20050511

Day 6- perfumeland in the NSICU

First I do want to thank everyone who has left messages and sent email. Please know that it really helps our spirits that so many folks are sending quick messages, and that I am relaying everything I can keep in my pea brain to Kriss. I'm trying to get mail downloaded for her to look at tomorrow. It is not looking likely that she will be released now until friday or possibly saturday.

Second, I'm going to vent a moment on the subject of public fragrance. Since Kriss has trouble with fragrances, cleaning solvents, and a handful of other things that cause her asthma to flair, a sign was posted on the door to her room. While it has cut down on people entering the room while perfumed to the gills, Kriss has used her inhaler more in the last 3 days than in the prior last 2 months. Please remember this is an intensive care unit she is in, not a regular hospital room. Access is more restricted, and there are fewer patients for each of the nurses. One of the main reasons she has not been moved to the main floor is because of the inability for the staff to control what visitors wear in terms of fragrance/deoderant/aftershave, etc. While Kriss was lucky last time to have a great roommate, that might not be the case this time.
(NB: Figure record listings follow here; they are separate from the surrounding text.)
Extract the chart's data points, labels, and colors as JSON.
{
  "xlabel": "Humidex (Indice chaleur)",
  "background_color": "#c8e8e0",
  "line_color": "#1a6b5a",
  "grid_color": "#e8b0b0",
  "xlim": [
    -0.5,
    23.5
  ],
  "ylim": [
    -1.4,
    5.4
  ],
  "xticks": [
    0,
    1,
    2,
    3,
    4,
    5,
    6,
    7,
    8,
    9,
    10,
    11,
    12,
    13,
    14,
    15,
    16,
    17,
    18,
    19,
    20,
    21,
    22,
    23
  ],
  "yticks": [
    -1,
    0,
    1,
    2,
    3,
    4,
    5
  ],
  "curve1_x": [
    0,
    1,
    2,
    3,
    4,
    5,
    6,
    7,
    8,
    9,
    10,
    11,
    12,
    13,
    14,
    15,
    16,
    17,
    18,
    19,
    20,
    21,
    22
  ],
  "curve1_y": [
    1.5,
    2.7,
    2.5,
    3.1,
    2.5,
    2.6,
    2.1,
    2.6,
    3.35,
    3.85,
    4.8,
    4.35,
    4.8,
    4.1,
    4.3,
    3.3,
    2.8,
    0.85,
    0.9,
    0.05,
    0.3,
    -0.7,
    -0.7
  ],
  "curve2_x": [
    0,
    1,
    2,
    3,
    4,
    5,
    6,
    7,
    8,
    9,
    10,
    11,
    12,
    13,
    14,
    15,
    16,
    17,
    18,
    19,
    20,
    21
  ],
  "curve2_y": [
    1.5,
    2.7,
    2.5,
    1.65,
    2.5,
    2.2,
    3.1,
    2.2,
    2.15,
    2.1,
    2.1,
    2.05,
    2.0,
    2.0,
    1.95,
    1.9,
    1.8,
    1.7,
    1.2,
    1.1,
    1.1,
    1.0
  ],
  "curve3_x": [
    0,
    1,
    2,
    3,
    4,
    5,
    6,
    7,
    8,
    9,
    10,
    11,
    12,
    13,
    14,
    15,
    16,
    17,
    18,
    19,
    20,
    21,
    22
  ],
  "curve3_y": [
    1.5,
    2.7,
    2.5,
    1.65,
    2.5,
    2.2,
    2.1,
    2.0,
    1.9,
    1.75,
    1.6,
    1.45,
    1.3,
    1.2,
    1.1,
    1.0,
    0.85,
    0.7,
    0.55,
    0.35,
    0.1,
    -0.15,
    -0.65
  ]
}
So while this is supposed to helping, we are finding that the staff are some of the worst offenders.

Most hospitals enforce employees not using scented products, and most certainly do not alow anything likely to cause respitory distress to patients. Unfortunately, there does not seem to be a policy about this at North Shore University Hospital. I cannot begin to express how frustrating this is for Kriss, and for me. I'm not that sensitive to a lot of products used for personal hygiene, or personal expression. I was taught that perfume was for your lover, husband, wife, and intimates, not for the person at the end of the hall. But since everything must now have an odor, a "fresh scent" or whatever the pinhead marketing department thinks up next, we all must suffer the olfactory assault. I'm surprised more people don't have problems with all the unneeded chemicals added into everyday things. Things that show up a lot in hospitals, where people who are ill, recovering and otherwise don't need extra aggravation. I'd much rather smell someone's real body odor than all the other crap. It doesn't make my mouth taste like metal, and it doesn't make Kriss' air passages swell shut.

End of sermon about inappropriate fragrance.

Kriss had first visitors today. Our friends Lea and Spencer came by for the late afternoon visiting time, which was very exciting!

Lengthy meeting this morning on pain management and dosages.

Dr Bolognese was by for a while, and he and Denise, the PA, discussed removal of the surgical staples on Monday.

Kriss walked all the way down the hall using crutches, but we did not try another walk in the evening because the perfume level in the hall was too strong to get her safely out of the room.

Kriss resumed knitting for a bit tonight, and her appetite is improving, even thought she's still having a lot of nausea.

There's a lot more I could report, but that's all I can muster for now.